I hope you don't take as long as he did !

And notch the wood, not the socket

Other than that, crack on and show us how it turns out


----------



## Woodchips2 (11 Sep 2014)

I like the design idea =D> 

The unguarded table saw blade would make me nervous :roll: 

Thanks for sharing.

Regards Keith


----------



## DennisCA (12 Sep 2014)

Interesting design but I don't like having to go out and buy metal pipes and stuff. I like Mathias Wandels shelf design myself and plan to make it someday since it's all wood, glue & screws, I got spare lumber and won't have to buy any pipes: https://woodgears.ca/shelves/index.html


----------



## Graham Orm (12 Sep 2014)

DennisCA":p4fd9cr6 said:


> Interesting design but I don't like having to go out and buy metal pipes and stuff. I like Mathias Wandels shelf design myself and plan to make it someday since it's all wood, glue & screws, I got spare lumber and won't have to buy any pipes: https://woodgears.ca/shelves/index.html



There's a lot more work involved in that. I have sourced the pipe it will cost me £9 for 6.2 metres.


----------



## marcros (12 Sep 2014)

the slight concern that i would have is when you have a heavy piece of timber on the rack, and taking it off is more dragging than lifting- would it pull the pipes out and then crash bang wollop?! i guess it depends on the tightness of the fit of the pipe in the holes.


----------



## rafezetter (12 Sep 2014)

marcros":lomwyayk said:


> the slight concern that i would have is when you have a heavy piece of timber on the rack, and taking it off is more dragging than lifting- would it pull the pipes out and then crash bang wollop?! i guess it depends on the tightness of the fit of the pipe in the holes.



drill hole all the way through from the side and put a locking pin into it.


----------



## Graham Orm (12 Sep 2014)

marcros":2uyxejx8 said:


> the slight concern that i would have is when you have a heavy piece of timber on the rack, and taking it off is more dragging than lifting- would it pull the pipes out and then crash bang wollop?! i guess it depends on the tightness of the fit of the pipe in the holes.



Can't see that happening. There will always be other wood on the rack....in my shop anyway, I'm a hoarder!

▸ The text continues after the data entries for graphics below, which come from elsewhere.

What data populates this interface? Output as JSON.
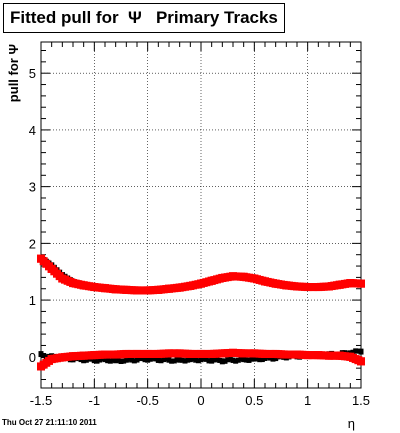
{
  "chart_data": {
    "type": "scatter",
    "title": "Fitted pull for  Ψ   Primary Tracks",
    "xlabel": "η",
    "ylabel": "pull for Ψ",
    "xlim": [
      -1.5,
      1.5
    ],
    "ylim": [
      -0.55,
      5.55
    ],
    "x_ticks": [
      -1.5,
      -1,
      -0.5,
      0,
      0.5,
      1,
      1.5
    ],
    "x_tick_labels": [
      "-1.5",
      "-1",
      "-0.5",
      "0",
      "0.5",
      "1",
      "1.5"
    ],
    "y_ticks": [
      0,
      1,
      2,
      3,
      4,
      5
    ],
    "y_tick_labels": [
      "0",
      "1",
      "2",
      "3",
      "4",
      "5"
    ],
    "grid": true,
    "series": [
      {
        "color": "#000000",
        "x": [
          -1.5,
          -1.4,
          -1.3,
          -1.2,
          -1.1,
          -1.0,
          -0.9,
          -0.8,
          -0.7,
          -0.6,
          -0.5,
          -0.4,
          -0.3,
          -0.2,
          -0.1,
          0.0,
          0.1,
          0.2,
          0.3,
          0.4,
          0.5,
          0.6,
          0.7,
          0.8,
          0.9,
          1.0,
          1.1,
          1.2,
          1.3,
          1.4,
          1.5
        ],
        "sigma": [
          1.75,
          1.62,
          1.45,
          1.33,
          1.28,
          1.25,
          1.22,
          1.2,
          1.18,
          1.17,
          1.17,
          1.18,
          1.2,
          1.22,
          1.26,
          1.3,
          1.36,
          1.41,
          1.44,
          1.43,
          1.39,
          1.34,
          1.3,
          1.26,
          1.24,
          1.23,
          1.22,
          1.24,
          1.28,
          1.3,
          1.3
        ],
        "mean": [
          0.04,
          0.0,
          -0.02,
          -0.04,
          -0.05,
          -0.06,
          -0.05,
          -0.07,
          -0.06,
          -0.05,
          -0.04,
          -0.05,
          -0.06,
          -0.06,
          -0.05,
          -0.05,
          -0.06,
          -0.07,
          -0.06,
          -0.05,
          -0.04,
          -0.03,
          -0.02,
          0.0,
          0.01,
          0.02,
          0.03,
          0.04,
          0.05,
          0.07,
          0.1
        ]
      },
      {
        "color": "#ff0000",
        "x": [
          -1.5,
          -1.4,
          -1.3,
          -1.2,
          -1.1,
          -1.0,
          -0.9,
          -0.8,
          -0.7,
          -0.6,
          -0.5,
          -0.4,
          -0.3,
          -0.2,
          -0.1,
          0.0,
          0.1,
          0.2,
          0.3,
          0.4,
          0.5,
          0.6,
          0.7,
          0.8,
          0.9,
          1.0,
          1.1,
          1.2,
          1.3,
          1.4,
          1.5
        ],
        "sigma": [
          1.73,
          1.55,
          1.38,
          1.3,
          1.26,
          1.23,
          1.21,
          1.19,
          1.18,
          1.17,
          1.17,
          1.18,
          1.2,
          1.22,
          1.25,
          1.29,
          1.34,
          1.39,
          1.42,
          1.41,
          1.38,
          1.33,
          1.29,
          1.26,
          1.24,
          1.23,
          1.23,
          1.24,
          1.27,
          1.3,
          1.29
        ],
        "mean": [
          -0.17,
          -0.04,
          -0.01,
          0.01,
          0.02,
          0.03,
          0.04,
          0.04,
          0.05,
          0.05,
          0.05,
          0.05,
          0.06,
          0.06,
          0.05,
          0.05,
          0.05,
          0.06,
          0.07,
          0.06,
          0.06,
          0.05,
          0.05,
          0.04,
          0.04,
          0.03,
          0.03,
          0.02,
          0.02,
          0.0,
          -0.08
        ]
      }
    ]
  },
  "footer_timestamp": "Thu Oct 27 21:11:10 2011"
}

Always the option of pumping some gap filling adhesive in before the pipe just to tighten the fit. I'll be doing mine sometime before next weekend. I'll post an update when it's done.


----------



## dc_ni (13 Sep 2014)

With WIP pics?


----------



## Graham Orm (13 Sep 2014)

dc_ni":221icw8i said:


> With WIP pics?



OK :wink:


----------